Fukushima rappelle au monde, que le risque nucléaire est spécifique, qu’il a un caractère absolu qui annule les calculs de probabilités. Ce n’est pas la comparaison du nombre de morts avec les autres type d’énergie qui doit être prise en compte mais le caractère irrémédiable d’un accident même si il a très peu de chance de se produire. Les scientifiques disent qu’il faut plus de 150 000 ans pour que le plutonium produit par les centrales perde sa radioactivité! D’ores et déjà, au delà des dégâts irréparables du périmètre proche de la centrale, les rejets dans l’atmosphère polluent l’océan pacifique et vont affecter l’ensemble de la chaîne alimentaire.

L’angoisse et la peur conjuguées à la défiance des élites, qui ont cautionnés ces choix, risquent de renforcer durablement un populisme dangereux pour la démocratie et favoriser tous les extrémismes.

Cette catastrophe met au jour l’urgence d’une réponse politique face à l’inquiétude et à la suspicion généralisée. C’est le rôle du débat dans une société démocratique. Le choix du nucléaire comme celui de la politique énergétique parce qu’il engage notre vie quotidienne, les générations futures, notre rapport à la planète, relève de notre responsabilité d’êtres humains et de citoyens : c’est un choix profondément politique.

Centrale nucléaireLa fin de la culture du secret est aujourd’hui un impératif minimum. Il est aussi urgent d’ouvrir, en France et en Europe, un grand débat associant très largement les citoyens car c’est à eux à définir les priorités, les choix et le sens à donner à une politique de l’énergie.

Les propositions du Parti socialiste demandant un audit indépendant du parc nucléaire, l’arrêt des centrales vieillissantes en cas de risque, le moratoire sur l’extension des capacités nucléaires, la réduction de la part du nucléaire dans le bouquet énergétique, la condamnation de l’abandon des aides à la filière photovoltaïque nous semblent une première réponse.

Certes, on ne peut abandonner du jour au lendemain cette énergie en raison de son poids déterminant dans la production de l’électricité.
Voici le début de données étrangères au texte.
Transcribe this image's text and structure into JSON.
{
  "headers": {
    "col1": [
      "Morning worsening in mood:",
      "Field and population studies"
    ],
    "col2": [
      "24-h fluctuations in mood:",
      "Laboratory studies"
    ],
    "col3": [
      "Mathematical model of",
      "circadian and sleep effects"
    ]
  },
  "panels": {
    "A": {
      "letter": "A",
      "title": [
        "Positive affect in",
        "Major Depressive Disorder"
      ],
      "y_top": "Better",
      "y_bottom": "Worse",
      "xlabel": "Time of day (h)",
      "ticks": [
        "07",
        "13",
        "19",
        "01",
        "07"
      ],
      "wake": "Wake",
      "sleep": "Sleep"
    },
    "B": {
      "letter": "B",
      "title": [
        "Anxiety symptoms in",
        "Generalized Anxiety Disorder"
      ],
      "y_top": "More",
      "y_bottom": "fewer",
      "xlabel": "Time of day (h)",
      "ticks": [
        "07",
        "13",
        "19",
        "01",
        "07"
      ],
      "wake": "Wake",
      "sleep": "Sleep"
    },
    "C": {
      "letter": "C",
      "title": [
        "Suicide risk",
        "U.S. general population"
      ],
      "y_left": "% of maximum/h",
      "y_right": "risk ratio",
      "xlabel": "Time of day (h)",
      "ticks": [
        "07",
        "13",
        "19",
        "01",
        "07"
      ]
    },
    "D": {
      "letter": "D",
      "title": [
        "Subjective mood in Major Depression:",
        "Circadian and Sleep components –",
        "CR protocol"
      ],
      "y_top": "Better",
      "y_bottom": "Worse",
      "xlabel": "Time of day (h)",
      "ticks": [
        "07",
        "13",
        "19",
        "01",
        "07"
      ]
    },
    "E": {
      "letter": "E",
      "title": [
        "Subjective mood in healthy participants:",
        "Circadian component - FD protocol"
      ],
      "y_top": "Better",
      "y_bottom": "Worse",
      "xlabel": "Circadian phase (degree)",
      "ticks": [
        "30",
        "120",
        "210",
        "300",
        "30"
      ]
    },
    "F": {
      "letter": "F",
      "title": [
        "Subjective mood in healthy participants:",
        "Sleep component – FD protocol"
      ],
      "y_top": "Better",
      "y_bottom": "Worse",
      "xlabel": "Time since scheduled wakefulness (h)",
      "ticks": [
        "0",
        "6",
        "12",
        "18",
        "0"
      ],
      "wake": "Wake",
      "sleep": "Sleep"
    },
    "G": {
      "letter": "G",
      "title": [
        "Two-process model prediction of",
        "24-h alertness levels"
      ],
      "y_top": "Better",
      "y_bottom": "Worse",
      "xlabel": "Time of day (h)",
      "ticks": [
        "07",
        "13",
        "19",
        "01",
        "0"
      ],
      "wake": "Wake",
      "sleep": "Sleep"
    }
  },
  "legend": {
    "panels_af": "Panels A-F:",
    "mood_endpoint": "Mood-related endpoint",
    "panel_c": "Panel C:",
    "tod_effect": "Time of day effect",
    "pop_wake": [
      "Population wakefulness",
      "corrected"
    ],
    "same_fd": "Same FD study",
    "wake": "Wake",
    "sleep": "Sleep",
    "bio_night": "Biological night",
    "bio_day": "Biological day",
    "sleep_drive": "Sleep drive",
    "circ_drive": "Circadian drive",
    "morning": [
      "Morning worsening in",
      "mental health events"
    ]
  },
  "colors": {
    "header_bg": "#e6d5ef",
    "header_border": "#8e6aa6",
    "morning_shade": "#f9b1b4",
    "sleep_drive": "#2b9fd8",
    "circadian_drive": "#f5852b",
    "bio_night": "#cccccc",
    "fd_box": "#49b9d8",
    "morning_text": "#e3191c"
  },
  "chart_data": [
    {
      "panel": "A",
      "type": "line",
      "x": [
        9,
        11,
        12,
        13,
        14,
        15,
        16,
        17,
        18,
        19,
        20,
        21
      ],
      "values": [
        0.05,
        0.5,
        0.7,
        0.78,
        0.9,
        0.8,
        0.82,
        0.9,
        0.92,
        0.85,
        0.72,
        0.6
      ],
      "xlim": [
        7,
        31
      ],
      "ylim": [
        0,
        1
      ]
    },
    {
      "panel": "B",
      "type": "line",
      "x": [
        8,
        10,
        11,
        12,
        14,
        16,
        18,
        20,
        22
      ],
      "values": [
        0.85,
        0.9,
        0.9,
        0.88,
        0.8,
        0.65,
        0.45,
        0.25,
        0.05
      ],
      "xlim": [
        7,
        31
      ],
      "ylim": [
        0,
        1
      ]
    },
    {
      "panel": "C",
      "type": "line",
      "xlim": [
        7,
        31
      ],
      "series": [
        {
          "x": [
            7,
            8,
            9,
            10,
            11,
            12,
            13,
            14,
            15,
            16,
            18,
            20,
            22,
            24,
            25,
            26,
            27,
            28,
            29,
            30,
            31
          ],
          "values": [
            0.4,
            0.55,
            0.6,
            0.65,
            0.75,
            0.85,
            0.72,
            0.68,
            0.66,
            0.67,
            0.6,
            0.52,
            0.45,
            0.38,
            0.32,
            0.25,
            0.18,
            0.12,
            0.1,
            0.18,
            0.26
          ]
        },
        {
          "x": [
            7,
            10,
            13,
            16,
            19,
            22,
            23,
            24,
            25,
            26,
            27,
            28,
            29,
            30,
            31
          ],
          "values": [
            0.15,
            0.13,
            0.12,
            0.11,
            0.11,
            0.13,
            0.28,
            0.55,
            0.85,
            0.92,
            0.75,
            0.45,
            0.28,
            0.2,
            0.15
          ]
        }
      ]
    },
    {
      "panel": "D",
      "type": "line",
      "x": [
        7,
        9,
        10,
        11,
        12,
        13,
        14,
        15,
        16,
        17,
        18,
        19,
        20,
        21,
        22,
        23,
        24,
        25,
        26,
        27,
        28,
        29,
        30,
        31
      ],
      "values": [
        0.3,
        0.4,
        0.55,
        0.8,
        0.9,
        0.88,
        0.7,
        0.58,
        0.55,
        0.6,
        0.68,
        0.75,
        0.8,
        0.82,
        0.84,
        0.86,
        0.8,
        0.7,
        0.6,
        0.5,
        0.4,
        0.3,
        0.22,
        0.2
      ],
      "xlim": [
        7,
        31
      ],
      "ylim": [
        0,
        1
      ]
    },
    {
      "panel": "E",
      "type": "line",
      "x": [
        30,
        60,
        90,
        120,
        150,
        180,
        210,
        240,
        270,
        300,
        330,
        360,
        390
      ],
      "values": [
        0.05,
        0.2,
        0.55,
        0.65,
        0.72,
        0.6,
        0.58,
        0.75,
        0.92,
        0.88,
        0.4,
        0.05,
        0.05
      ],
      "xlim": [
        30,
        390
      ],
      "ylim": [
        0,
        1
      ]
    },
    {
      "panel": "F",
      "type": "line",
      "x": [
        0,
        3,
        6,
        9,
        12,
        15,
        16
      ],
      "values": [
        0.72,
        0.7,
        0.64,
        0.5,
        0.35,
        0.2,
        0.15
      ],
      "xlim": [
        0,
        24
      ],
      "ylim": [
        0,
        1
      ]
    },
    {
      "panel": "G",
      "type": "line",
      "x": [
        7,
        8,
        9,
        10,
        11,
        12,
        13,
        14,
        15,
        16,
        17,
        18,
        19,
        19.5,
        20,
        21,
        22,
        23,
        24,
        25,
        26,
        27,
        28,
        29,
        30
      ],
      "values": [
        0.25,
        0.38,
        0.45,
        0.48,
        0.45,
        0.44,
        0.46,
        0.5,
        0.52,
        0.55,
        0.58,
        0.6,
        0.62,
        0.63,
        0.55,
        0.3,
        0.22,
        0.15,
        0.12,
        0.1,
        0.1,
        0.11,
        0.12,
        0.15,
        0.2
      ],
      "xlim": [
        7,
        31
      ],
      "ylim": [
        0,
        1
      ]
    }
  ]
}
Il faut assumer l’héritage et continuer à gérer les stocks des déchets en évitant toute situation irréversible mais il faut clairement dès à présent envisager la sortie du nucléaire.

On peut, en effet, considérer que cette technologie est non seulement dangereuse mais attachée à un modèle de développement et un mode de vie aujourd’hui que nous devons remettre en cause. Le nucléaire est dans sa conception, centralisé, hiérarchisé, tourné vers le gigantisme. Il représente par nature un danger spécifique qui nécessite un dispositif très lourd de gestion et de contrôle peu compatible avec la démocratie. L’énergie nucléaire est liée à une conception inépuisable et illimitée de l’énergie, à une société productiviste reposant sur l’ hyperconsommation des objets. Il représente un modèle de la démesure non généralisable sur la planète et qui ne répond pas à ses défis actuels.

Aujourd’hui, l’avenir n’est-il pas au contraire aux ressources décentralisées, diversifiées et complémentaires proche des territoires ? Un modèle plus souple, plus économe, plus démocratique…

Dans une thèse récente, un collectif d’ingénieurs et d’économistes adeptes du « négaWatt » affirme que l’on peut se passer de nucléaire à l’horizon 2050 tout en diminuant notre dépendance aux énergies fossiles et en limitant les émissions de carbone. Une solution semble donc exister : sobriété, efficacité, montée en puissance des énergies renouvelables.